Shared Responsibility in International Law: A Conceptual Framework
SHARES Research Paper 03 (2011), ACIL 2011-07, revised May 2012
Published online here and in: (2013) 34(2) Michigan Journal of International Law 359-438.
This paper explores the phenomenon of the sharing of international responsibilities among multiple actors who contribute to injury to third parties. It examines the manifestations of shared responsibility, identifies the normative questions that it raises, assesses its possible consequences for international law and legal doctrine and sets forth a conceptual framework that allows us to analyze questions of shared responsibility. By doing so, the paper lays out the foundations, scope and ambitions of the SHARES Project – a five-year research project funded by the European Research Council and carried out by a research group at the Amsterdam Center for International Law.
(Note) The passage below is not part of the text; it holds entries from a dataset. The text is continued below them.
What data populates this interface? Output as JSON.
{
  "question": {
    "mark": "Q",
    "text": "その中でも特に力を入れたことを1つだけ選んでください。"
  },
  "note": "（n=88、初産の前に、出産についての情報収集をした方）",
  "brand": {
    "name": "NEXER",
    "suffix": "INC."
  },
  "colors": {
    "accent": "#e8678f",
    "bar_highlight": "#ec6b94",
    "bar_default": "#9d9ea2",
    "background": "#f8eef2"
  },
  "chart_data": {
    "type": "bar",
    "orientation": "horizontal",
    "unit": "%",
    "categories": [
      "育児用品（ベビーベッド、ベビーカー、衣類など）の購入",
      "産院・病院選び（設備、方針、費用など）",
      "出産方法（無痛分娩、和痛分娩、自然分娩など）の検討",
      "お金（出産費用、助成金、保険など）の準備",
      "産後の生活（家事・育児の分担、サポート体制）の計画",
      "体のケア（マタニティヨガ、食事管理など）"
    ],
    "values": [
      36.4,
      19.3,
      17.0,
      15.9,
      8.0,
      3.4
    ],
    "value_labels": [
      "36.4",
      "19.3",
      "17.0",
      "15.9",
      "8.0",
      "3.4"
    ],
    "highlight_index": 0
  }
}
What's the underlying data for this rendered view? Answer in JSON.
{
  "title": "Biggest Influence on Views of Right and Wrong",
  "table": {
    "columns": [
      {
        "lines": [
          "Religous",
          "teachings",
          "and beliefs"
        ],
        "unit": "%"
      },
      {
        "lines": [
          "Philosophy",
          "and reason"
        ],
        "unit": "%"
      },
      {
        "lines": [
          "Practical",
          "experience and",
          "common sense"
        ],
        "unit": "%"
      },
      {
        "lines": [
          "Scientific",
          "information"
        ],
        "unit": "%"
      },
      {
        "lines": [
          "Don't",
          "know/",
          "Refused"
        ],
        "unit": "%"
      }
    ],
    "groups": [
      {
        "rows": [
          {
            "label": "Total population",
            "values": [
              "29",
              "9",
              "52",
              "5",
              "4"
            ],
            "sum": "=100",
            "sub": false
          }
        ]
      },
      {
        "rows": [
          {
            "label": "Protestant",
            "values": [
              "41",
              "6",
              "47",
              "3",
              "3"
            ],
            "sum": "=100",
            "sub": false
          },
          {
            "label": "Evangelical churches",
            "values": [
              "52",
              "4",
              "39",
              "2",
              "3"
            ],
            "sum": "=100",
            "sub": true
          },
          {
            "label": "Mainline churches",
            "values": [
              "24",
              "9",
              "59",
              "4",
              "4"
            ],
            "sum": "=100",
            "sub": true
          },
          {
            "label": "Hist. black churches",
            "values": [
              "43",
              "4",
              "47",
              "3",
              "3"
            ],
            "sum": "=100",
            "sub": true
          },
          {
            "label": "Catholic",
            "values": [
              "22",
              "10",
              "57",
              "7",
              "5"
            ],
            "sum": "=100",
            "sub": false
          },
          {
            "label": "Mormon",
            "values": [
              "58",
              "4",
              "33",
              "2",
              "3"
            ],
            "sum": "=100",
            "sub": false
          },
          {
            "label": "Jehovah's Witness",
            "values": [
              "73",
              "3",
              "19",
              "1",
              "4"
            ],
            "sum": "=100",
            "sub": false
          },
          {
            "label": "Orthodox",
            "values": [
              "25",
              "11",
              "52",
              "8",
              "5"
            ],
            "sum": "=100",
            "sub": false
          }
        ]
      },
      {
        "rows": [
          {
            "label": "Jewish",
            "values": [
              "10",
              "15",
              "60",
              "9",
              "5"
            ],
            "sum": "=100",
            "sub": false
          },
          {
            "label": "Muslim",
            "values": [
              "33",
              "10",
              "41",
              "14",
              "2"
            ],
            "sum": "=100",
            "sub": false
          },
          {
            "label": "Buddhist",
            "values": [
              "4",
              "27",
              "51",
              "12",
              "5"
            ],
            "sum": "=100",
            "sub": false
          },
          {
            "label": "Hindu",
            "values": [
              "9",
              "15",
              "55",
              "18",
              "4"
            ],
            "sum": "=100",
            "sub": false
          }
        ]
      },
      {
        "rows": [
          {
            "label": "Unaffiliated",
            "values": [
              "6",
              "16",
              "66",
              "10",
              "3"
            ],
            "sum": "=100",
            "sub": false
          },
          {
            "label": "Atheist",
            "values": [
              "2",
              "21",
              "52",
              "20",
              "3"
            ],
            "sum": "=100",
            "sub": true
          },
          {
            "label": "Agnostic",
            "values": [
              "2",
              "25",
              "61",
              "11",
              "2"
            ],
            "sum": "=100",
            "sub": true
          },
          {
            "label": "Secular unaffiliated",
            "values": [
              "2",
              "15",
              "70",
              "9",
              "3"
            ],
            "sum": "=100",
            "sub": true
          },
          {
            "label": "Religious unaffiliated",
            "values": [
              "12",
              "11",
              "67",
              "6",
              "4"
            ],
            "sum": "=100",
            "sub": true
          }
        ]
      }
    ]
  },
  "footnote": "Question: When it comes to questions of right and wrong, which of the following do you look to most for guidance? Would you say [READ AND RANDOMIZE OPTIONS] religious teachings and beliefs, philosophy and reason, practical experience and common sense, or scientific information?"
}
The paper more particularly explores the current framework of international state responsibility, how it can apply to situations of shared responsibility and what are its limits. It then suggests revisiting the foundations of international responsibility and proposes, in light of its public/private nature and objectives to move away from a unitary to differentiated regimes of international responsibility. It is within this new framework that some key normative questions, both substantial and procedural, that arise in situations of shared responsibility are discussed (joint and several liability, relationship between multiple wrongdoers, changes to the bilateral nature of international dispute settlement).
This revised version (May 2012) replaces a previous version that was available under the title ‘Shared Responsibility in International Law: A Concept Paper’.